06 Ottobre 2025 - 05:05

 Boati, bagliori e raffiche a Leopoli: «Noi testimoni del raid»

Gian Pietro Seghezzi nel riquadro

CREMONA - All’altezza di Leopoli il treno si ferma intorno alle cinque del mattino. Un centinaio di chilometri dal confine con la Polonia. Tra i passeggeri, ci sono 110 italiani. Sono i volontari del Mean, Movimento europeo di azione non violenta. Anche due cremonesi. Uno di loro è Gian Pietro Seghezzi, che già nei giorni scorsi dalle colonne de La Provincia aveva raccontato le attività dei volontari, in Ucraina per il Giubileo della Speranza. Si parla di un massiccio bombardamento russo nella regione, con droni, bombe a grappolo, missili da crociera x101 e ipersonici Kinzahl.

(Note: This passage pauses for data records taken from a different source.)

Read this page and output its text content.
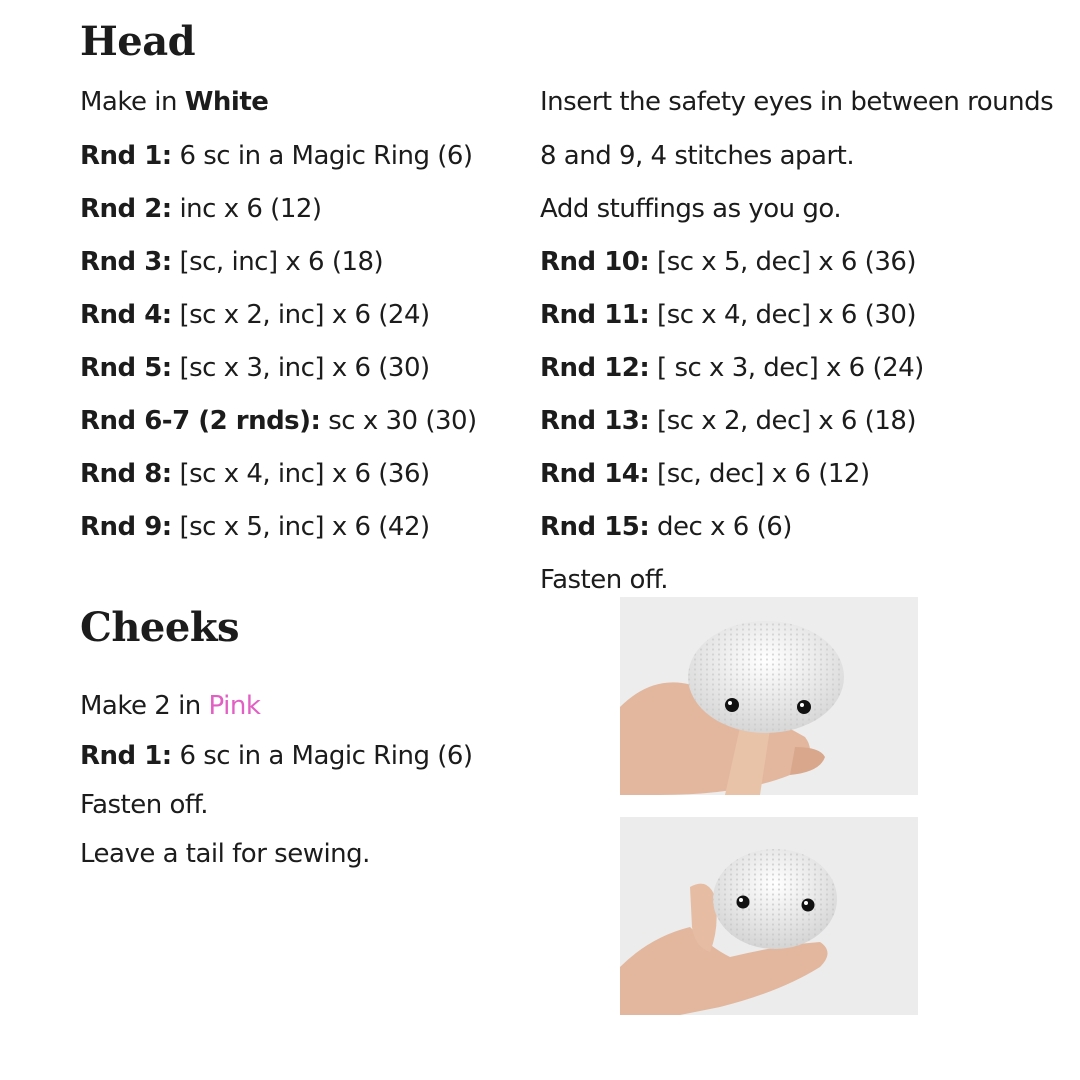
Head
Make in White
Rnd 1: 6 sc in a Magic Ring (6)
Rnd 2: inc x 6 (12)
Rnd 3: [sc, inc] x 6 (18)
Rnd 4: [sc x 2, inc] x 6 (24)
Rnd 5: [sc x 3, inc] x 6 (30)
Rnd 6-7 (2 rnds): sc x 30 (30)
Rnd 8: [sc x 4, inc] x 6 (36)
Rnd 9: [sc x 5, inc] x 6 (42)
Insert the safety eyes in between rounds
8 and 9, 4 stitches apart.
Add stuffings as you go.
Rnd 10: [sc x 5, dec] x 6 (36)
Rnd 11: [sc x 4, dec] x 6 (30)
Rnd 12: [ sc x 3, dec] x 6 (24)
Rnd 13: [sc x 2, dec] x 6 (18)
Rnd 14: [sc, dec] x 6 (12)
Rnd 15: dec x 6 (6)
Fasten off.
Cheeks
Make 2 in Pink
Rnd 1: 6 sc in a Magic Ring (6)
Fasten off.
Leave a tail for sewing.
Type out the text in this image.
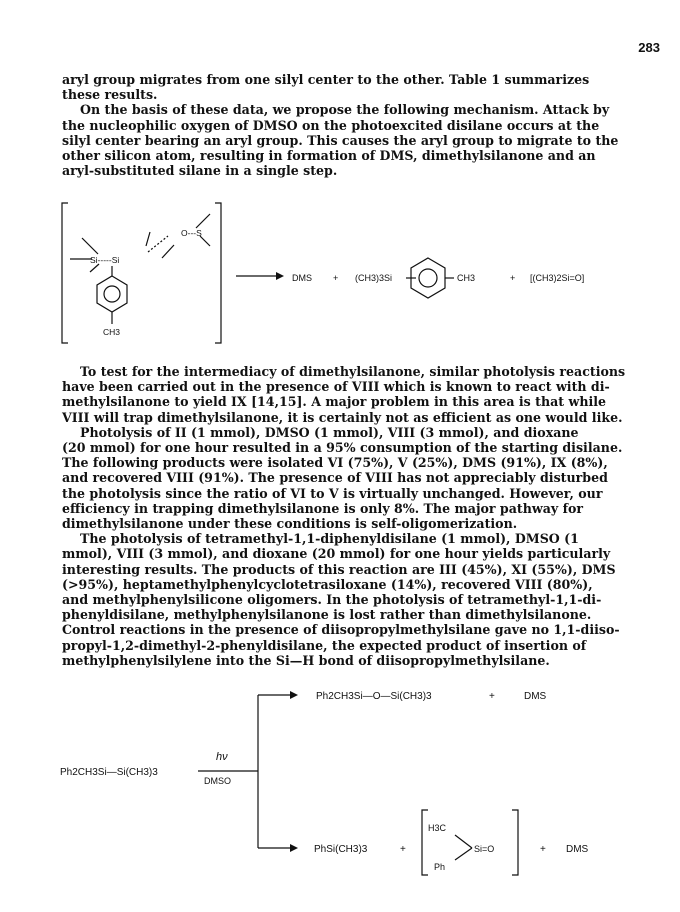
283
aryl group migrates from one silyl center to the other. Table 1 summarizes
these results.
On the basis of these data, we propose the following mechanism. Attack by
the nucleophilic oxygen of DMSO on the photoexcited disilane occurs at the
silyl center bearing an aryl group. This causes the aryl group to migrate to the
other silicon atom, resulting in formation of DMS, dimethylsilanone and an
aryl-substituted silane in a single step.
O---S
Si-----Si
CH3
DMS + (CH3)3Si	CH3	+ [(CH3)2Si=O]
Ph2CH3Si—Si(CH3)3
hν
DMSO
Ph2CH3Si—O—Si(CH3)3	+	DMS
PhSi(CH3)3	+
H3C
Si=O
Ph
+ DMS
To test for the intermediacy of dimethylsilanone, similar photolysis reactions
have been carried out in the presence of VIII which is known to react with di-
methylsilanone to yield IX [14,15]. A major problem in this area is that while
VIII will trap dimethylsilanone, it is certainly not as efficient as one would like.
Photolysis of II (1 mmol), DMSO (1 mmol), VIII (3 mmol), and dioxane
(20 mmol) for one hour resulted in a 95% consumption of the starting disilane.
The following products were isolated VI (75%), V (25%), DMS (91%), IX (8%),
and recovered VIII (91%). The presence of VIII has not appreciably disturbed
the photolysis since the ratio of VI to V is virtually unchanged. However, our
efficiency in trapping dimethylsilanone is only 8%. The major pathway for
dimethylsilanone under these conditions is self-oligomerization.
The photolysis of tetramethyl-1,1-diphenyldisilane (1 mmol), DMSO (1
mmol), VIII (3 mmol), and dioxane (20 mmol) for one hour yields particularly
interesting results. The products of this reaction are III (45%), XI (55%), DMS
(>95%), heptamethylphenylcyclotetrasiloxane (14%), recovered VIII (80%),
and methylphenylsilicone oligomers. In the photolysis of tetramethyl-1,1-di-
phenyldisilane, methylphenylsilanone is lost rather than dimethylsilanone.
Control reactions in the presence of diisopropylmethylsilane gave no 1,1-diiso-
propyl-1,2-dimethyl-2-phenyldisilane, the expected product of insertion of
methylphenylsilylene into the Si—H bond of diisopropylmethylsilane.
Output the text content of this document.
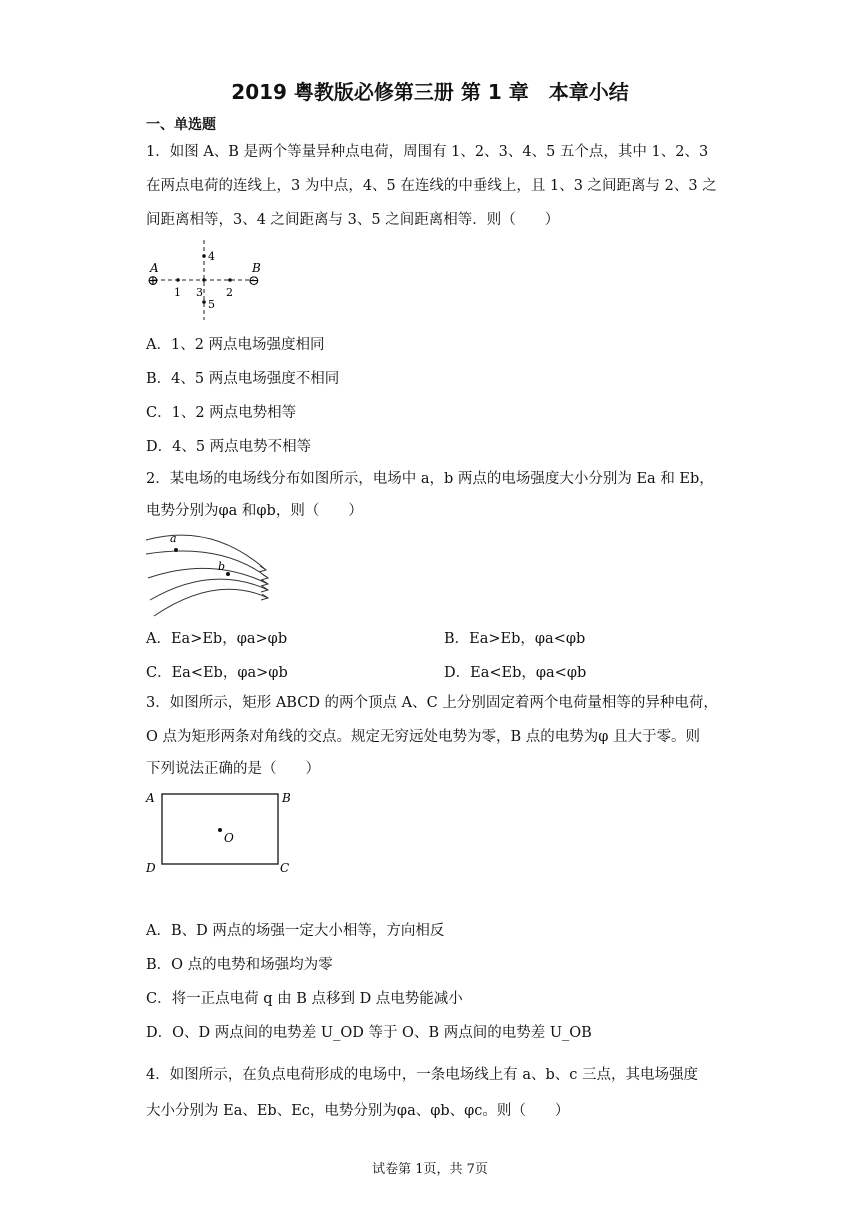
2019 粤教版必修第三册 第 1 章　本章小结
一、单选题
1．如图 A、B 是两个等量异种点电荷，周围有 1、2、3、4、5 五个点，其中 1、2、3
在两点电荷的连线上，3 为中点，4、5 在连线的中垂线上，且 1、3 之间距离与 2、3 之
间距离相等，3、4 之间距离与 3、5 之间距离相等．则（　　）
A	B
⊕	⊖
1	2
3
4
5
A．1、2 两点电场强度相同
B．4、5 两点电场强度不相同
C．1、2 两点电势相等
D．4、5 两点电势不相等
2．某电场的电场线分布如图所示，电场中 a，b 两点的电场强度大小分别为 Ea 和 Eb，
电势分别为φa 和φb，则（　　）
a
b
A．Ea>Eb，φa>φb	B．Ea>Eb，φa<φb
C．Ea<Eb，φa>φb	D．Ea<Eb，φa<φb
3．如图所示，矩形 ABCD 的两个顶点 A、C 上分别固定着两个电荷量相等的异种电荷，
O 点为矩形两条对角线的交点。规定无穷远处电势为零，B 点的电势为φ 且大于零。则
下列说法正确的是（　　）
A	B
C
D
O
A．B、D 两点的场强一定大小相等，方向相反
B．O 点的电势和场强均为零
C．将一正点电荷 q 由 B 点移到 D 点电势能减小
D．O、D 两点间的电势差 U_OD 等于 O、B 两点间的电势差 U_OB
4．如图所示，在负点电荷形成的电场中，一条电场线上有 a、b、c 三点，其电场强度
大小分别为 Ea、Eb、Ec，电势分别为φa、φb、φc。则（　　）
试卷第 1页，共 7页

«Abbiamo vissuto per poche ore ciò che gli ucraini vivono ogni giorno da tre anni», racconta Seghezzi. Inizialmente, gli attivisti non comprendono la lunga sosta del treno: la seconda durante tutta la notte. Partiti alle nove di sera per rientrare in Polonia e poi tornare in Italia, dopo una prima sosta intorno alle due di notte, la seconda sembra non finire più, finché i passeggeri non vengono allertati: tenersi pronti ad evacuare. Poi i boati e il rumore della contraerea. Qualcuno vede anche dei bagliori. «Abbiamo ricostruito la dinamica a posteriori — continua il cremonese — leggendo le notizie sui giornali. I bombardamenti sono avvenuti a circa quattro chilometri dalla stazione».

La delegazione di italiani che ha visitato nei giorni scorsi l’Ucraina in occasione del Giubileo della Speranza

Lucidità e sangue freddo, per gli italiani in pellegrinaggio: «La nostra preoccupazione era di essere pronti a evacuare, considerata anche l’età avanzata di alcuni dei volontari. Non ci sono stati momenti in cui abbiamo sentito bombe cadere vicino a noi. Ma nei nostri vagoni c’erano anche molti ucraini. Erano molto più spaventati di noi». Il treno non è stato colpito, ma l’esperienza è stata forte.

Se, infatti, la zona considerata più a rischio era Kharkiv (visitata poche ore prima, nda), dove «suonava continuamente l’allarme», il gruppo di italiani non si sarebbe aspettato di correre rischi a Leopoli: la città a Nord-Ovest dell’Ucraina, infatti, non è stata presa di mira a lungo, fino alle scorse ore. Tutti sani e salvi, gli italiani a bordo, mentre i bombardamenti hanno provocato quattro vittime civili (una famiglia residente nel sobborgo di Lapaivka). È la quattordicesima missione del Mean dall’inizio dell’invasione. Gli incontri con l’Università, con gli amministratori locali e con il nunzio apostolico Visvaldas Kulbokas hanno rafforzato il ponte di solidarietà tra la società civile italiana e la popolazione ucraina.

«Solo recandosi sul posto — prosegue Seghezzi — si può avere una prospettiva più completa di ciò che sta accadendo. Abbiamo incontrato un popolo fiero e pronto a lottare per la libertà, che non si arrende di fronte alla quotidianità. Non ci zone devastate, ma zone ferite. Abbiamo visto molti palazzi in costruzione e ricostruzione, anche a Kharkiv. Abbiamo incontrato alcuni amministratori e sindaci ucraini: stanno cercando di capire come ricostruire da subito le proprie città».

Il viaggio è proseguito senza ulteriori intoppi, e i volontari sono rientrati ieri sera in Italia. «Torniamo — conclude Seghezzi — sapendo di aver portato il nostro supporto e l’idea di Corpi civili di pace: esponenti della società civile con ruolo di pacificazione. Il nostro scopo resta quello di gettare ponti».